Ming Smith, Sun Ra Space II, New York, 1978, from Ming Smith: An Aperture Monograph (Aperture, 2020/Documentary Arts, 2020) © Ming Smith, courtesy the artist and Aperture

When Smith feels there is an imbalance in the image, she hand-paints her photographs in order to enhance them. This painterly addition provides them with a dreamy quality. Often, Smith shoots at night but instead of pushing her subjects towards more light, she comes closer to them. This tactic of immersion which focuses on photographing black people in black spaces becomes an act of resistance that is still so much needed in the canon of photography – escape from objectification and stereotyping of Black people.

This can be specifically observed in the unique depictions of herself and other African American women.
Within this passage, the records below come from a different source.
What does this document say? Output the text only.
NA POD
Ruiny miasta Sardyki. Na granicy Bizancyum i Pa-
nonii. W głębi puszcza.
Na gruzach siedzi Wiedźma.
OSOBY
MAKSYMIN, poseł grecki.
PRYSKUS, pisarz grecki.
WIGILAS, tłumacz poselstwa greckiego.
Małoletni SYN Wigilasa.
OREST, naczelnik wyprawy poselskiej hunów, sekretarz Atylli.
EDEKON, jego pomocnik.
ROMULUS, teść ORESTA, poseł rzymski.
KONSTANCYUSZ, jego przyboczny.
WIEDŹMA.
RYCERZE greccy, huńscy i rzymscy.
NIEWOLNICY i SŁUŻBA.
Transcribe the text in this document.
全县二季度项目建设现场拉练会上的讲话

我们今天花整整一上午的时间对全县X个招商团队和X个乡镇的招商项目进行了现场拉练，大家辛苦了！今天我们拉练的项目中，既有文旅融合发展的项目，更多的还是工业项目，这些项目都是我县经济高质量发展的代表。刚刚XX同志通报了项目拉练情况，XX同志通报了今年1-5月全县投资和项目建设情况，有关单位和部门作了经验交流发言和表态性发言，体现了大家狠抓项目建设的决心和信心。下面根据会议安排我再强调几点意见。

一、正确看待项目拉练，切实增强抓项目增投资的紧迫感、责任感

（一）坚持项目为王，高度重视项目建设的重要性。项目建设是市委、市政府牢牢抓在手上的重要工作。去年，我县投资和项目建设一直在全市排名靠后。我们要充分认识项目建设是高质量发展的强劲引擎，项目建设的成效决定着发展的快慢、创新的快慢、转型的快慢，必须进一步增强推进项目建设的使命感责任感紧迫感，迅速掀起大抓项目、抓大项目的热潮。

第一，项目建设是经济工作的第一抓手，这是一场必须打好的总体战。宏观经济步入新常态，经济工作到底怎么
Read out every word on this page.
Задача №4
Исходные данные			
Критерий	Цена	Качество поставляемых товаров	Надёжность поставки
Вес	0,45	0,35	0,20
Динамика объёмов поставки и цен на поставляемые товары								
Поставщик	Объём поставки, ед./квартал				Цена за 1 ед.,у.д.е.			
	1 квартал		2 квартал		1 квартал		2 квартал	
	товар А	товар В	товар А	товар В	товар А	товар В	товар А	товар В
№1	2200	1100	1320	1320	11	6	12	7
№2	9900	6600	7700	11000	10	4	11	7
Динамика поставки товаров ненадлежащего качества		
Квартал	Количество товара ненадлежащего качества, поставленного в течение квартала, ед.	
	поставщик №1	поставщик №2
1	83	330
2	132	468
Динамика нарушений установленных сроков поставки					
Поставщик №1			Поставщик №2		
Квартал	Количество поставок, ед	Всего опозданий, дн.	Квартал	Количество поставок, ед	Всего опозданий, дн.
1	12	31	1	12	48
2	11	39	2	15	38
They are portrayed the way they want to be seen. Her photographs radiate Black dignity and grace, putting constructs of femininity, gaze, race and beauty into question. The images seem to escape the policing white gaze and show a moment of commonality and belonging. The relationship between the photographer and the person photographed is not one of difference but rather one of sameness- as Smith photographs those she acknowledges, respects and honours, forming her own history in a way.
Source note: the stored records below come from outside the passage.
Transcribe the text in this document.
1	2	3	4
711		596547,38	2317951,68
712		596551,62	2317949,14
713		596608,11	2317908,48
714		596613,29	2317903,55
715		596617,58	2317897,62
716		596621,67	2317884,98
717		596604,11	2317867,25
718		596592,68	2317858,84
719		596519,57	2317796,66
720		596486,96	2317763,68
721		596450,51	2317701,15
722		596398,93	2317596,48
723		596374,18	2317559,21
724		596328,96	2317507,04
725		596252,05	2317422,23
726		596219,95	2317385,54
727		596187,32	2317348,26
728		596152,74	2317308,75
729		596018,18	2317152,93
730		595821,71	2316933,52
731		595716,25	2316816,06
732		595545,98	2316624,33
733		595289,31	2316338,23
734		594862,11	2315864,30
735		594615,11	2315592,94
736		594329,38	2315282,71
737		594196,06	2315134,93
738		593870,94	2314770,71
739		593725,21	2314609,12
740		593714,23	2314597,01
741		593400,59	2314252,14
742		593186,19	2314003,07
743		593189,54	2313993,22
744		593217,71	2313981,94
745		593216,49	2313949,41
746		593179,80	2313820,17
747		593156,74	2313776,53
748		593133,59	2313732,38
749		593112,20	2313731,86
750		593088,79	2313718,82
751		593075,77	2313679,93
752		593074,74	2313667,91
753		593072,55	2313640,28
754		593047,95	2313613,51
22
Ming Smith, Instant Model, Brooklyn, 1976 (from the series Coney Island) from Ming Smith: An Aperture Monograph (Aperture/Documentary Arts, 2020) © Ming Smith, courtesy the artist and Aperture

By re-imagining black identity through her creative techniques, she troubles the medium’s long-standing understanding of being a device providing evidence. Alternately, for Smith “photography is mystical, spiritual, magical.”
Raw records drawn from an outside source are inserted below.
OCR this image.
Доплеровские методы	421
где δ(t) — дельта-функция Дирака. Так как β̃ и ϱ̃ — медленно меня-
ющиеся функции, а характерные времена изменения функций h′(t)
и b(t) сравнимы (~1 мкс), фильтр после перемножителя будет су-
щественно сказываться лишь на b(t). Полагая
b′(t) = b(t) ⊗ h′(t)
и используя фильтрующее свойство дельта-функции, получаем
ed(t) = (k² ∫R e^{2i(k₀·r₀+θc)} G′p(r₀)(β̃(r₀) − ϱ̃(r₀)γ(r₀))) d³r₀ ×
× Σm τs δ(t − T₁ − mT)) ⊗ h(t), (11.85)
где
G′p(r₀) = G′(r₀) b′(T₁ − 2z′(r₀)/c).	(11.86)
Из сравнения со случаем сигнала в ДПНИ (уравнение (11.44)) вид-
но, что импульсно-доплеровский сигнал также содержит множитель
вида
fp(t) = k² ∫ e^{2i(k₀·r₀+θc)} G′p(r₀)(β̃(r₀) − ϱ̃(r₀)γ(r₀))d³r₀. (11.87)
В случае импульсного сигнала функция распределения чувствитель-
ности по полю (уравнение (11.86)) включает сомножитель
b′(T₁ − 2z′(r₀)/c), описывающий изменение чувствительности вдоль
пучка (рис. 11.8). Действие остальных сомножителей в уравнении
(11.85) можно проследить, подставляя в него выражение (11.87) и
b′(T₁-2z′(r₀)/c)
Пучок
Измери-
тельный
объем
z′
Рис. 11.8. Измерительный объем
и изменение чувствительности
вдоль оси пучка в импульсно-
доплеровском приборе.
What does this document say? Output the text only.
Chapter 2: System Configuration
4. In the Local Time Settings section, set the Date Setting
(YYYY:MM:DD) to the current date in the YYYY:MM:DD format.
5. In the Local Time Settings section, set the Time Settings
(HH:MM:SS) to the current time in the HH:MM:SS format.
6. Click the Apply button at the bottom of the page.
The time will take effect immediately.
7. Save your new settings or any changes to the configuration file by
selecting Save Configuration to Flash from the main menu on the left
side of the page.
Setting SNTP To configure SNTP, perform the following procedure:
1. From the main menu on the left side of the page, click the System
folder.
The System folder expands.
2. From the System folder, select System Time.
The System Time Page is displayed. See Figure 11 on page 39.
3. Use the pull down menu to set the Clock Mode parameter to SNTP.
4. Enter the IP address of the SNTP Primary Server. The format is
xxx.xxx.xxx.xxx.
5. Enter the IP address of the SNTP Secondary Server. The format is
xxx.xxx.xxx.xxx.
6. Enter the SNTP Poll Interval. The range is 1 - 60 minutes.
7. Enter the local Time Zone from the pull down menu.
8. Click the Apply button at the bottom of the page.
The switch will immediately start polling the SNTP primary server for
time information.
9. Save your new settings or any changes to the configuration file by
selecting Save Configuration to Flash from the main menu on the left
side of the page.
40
Her book can be considered as a tribute to her one-of-a-kind vision, allowing for a personal insight into African American history and life experiences. Smith’s oeuvre stimulates a similar feeling when reading psychiatrist and political philosopher Frantz Fanon’s ruminations upon his existence in Black Skin, White Masks: “I am black; I am in total fusion with the world, in sympathetic affinity with the earth, losing my id in the heart of the cosmos – and the white man, however intelligent he may be, is incapable of understanding Louis Armstrong or songs from the Congo. I am black, not because of a curse, but because my skin has been able to capture all the cosmic effluvia. I am truly a drop of sun under the earth.”

 

Ming Smith (the USA) was born in Detroit and grew up in Columbus, Ohio. Pursuing a career as an autodidact photographer and former model, she joined the Kamoinge Workshop and her early images were appearing in The Black Photographers Annual. Smith’s photographs are part of major institution’s collections, such as in the Museum of Modern Art, Whitney Museum of Modern Art and Schomburg Center for Research in Black Culture, New York.

The monograph contains contributions in the form of interviews and essays written by Nigerian-based author Emmanuel Iduma, multi-disciplinary artist and cinematographer Arthur Jafa, associate professor of English at the State University of New York M. Neelika Jayawardane, author Yxta Maya Murray, London-based curator and critic Hans Ulirch Obrist, Zambian novelist and critic Namwali Serpell, New York-based editor Janet Hill Talbert and writer and musician Greg Tate.